Even amidst the unremitting stream of bad news, certain days and events stand out with particular ugly clarity. Take Monday, January 26, for example.
According to published reports, the tally of jobs lost by the end of that day due to companies of all sorts cutting back in the face of weak sales and/or huge losses was some 75,000.
75,000! Granted, in an environment where speaking about things (usually dollars) in the billions has become commonplace, a number that doesn't even reach 100,000 seems piddling. Yet, these are 75,000 people, most of whom have spouses and children, who now are part of that sector of the population that people dread most: those looking for work while a raging recession deepens.

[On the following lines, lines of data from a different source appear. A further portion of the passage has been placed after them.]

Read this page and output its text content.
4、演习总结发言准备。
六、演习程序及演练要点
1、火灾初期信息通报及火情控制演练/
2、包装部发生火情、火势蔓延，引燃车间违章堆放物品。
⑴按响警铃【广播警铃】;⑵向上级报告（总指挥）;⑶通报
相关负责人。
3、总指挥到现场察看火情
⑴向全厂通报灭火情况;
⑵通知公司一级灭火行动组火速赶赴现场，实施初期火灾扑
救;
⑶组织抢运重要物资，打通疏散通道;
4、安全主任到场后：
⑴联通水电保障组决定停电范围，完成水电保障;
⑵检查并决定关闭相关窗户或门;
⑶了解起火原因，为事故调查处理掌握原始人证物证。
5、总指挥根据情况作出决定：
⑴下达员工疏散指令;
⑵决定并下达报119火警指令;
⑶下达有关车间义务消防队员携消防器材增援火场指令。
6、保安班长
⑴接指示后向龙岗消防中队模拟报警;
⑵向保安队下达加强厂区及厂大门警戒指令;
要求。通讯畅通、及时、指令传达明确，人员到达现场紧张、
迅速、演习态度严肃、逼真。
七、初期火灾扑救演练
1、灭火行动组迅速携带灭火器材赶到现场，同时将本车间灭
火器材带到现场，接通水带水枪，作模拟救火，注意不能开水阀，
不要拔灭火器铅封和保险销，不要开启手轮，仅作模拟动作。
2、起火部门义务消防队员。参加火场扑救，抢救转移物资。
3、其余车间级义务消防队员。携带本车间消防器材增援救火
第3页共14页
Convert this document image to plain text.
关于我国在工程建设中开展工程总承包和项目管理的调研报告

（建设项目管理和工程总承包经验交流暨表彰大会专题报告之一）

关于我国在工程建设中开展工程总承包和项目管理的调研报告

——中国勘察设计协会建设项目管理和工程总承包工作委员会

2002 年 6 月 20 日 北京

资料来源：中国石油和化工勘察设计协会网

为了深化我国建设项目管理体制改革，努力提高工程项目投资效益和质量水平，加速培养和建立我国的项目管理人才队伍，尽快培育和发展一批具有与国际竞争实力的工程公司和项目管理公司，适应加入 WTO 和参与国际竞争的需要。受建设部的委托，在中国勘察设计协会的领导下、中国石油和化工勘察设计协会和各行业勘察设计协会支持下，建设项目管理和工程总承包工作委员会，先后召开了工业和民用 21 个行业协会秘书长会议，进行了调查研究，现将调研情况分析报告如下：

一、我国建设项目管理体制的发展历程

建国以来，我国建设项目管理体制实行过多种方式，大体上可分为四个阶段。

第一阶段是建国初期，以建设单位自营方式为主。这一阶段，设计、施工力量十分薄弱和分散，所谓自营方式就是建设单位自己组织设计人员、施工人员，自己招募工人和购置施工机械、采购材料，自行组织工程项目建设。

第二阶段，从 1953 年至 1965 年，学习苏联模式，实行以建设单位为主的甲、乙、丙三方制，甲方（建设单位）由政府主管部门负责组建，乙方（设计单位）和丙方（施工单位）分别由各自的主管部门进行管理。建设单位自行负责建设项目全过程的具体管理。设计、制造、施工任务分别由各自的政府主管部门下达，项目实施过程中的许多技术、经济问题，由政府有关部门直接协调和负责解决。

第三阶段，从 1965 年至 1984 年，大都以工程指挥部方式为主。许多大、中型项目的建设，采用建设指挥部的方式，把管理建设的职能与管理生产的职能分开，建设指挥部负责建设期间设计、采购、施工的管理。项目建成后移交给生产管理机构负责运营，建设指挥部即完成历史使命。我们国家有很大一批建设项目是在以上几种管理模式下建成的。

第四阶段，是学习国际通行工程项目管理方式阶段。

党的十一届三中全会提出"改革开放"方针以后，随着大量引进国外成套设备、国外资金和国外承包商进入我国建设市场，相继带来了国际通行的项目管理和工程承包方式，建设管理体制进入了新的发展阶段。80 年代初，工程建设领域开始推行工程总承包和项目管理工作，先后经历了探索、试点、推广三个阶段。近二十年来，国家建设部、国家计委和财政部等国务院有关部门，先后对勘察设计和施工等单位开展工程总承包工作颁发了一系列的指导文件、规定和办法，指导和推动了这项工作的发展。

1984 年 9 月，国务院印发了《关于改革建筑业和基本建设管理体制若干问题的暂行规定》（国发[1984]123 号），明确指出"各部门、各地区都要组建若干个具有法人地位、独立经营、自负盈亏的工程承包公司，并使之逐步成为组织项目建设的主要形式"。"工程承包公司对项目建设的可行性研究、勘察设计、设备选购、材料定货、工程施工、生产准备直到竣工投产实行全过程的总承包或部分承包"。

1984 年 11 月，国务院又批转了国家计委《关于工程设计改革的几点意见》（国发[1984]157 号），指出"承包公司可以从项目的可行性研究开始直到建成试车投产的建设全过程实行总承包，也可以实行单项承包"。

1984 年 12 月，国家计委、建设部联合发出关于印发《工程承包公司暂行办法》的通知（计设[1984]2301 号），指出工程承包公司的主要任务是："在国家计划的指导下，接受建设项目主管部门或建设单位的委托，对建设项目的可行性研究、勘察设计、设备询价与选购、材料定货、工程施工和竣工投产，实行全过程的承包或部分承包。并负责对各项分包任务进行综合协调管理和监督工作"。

On Jan. 26 as one company after another announced sizeable cutbacks, it was like having one of those unforgiving headaches when you've run out of Advil and all the drugstores are closed. Caterpillar, 20,000 jobs cut; Home Depot, 7,000; Sprint, 8,000; Pfizer, 19,500. And in the world of finance, ING, which said it was going to cut 7,000 full-time jobs.
No wonder there is such a feeling of outrage across the land regarding the financial clowns that brought the country to its knees. Most of that rage just sputters, however. Sure, there are some cheers as an obscenely overpaid executive is rudely booted from the corner office, but he is likely to have a substantial cushion on which to rest his weary head.
Then every once in a while, an executive does something so outrageous that he becomes the focal point of our frustrated rage. Enter, on cue, John Thain.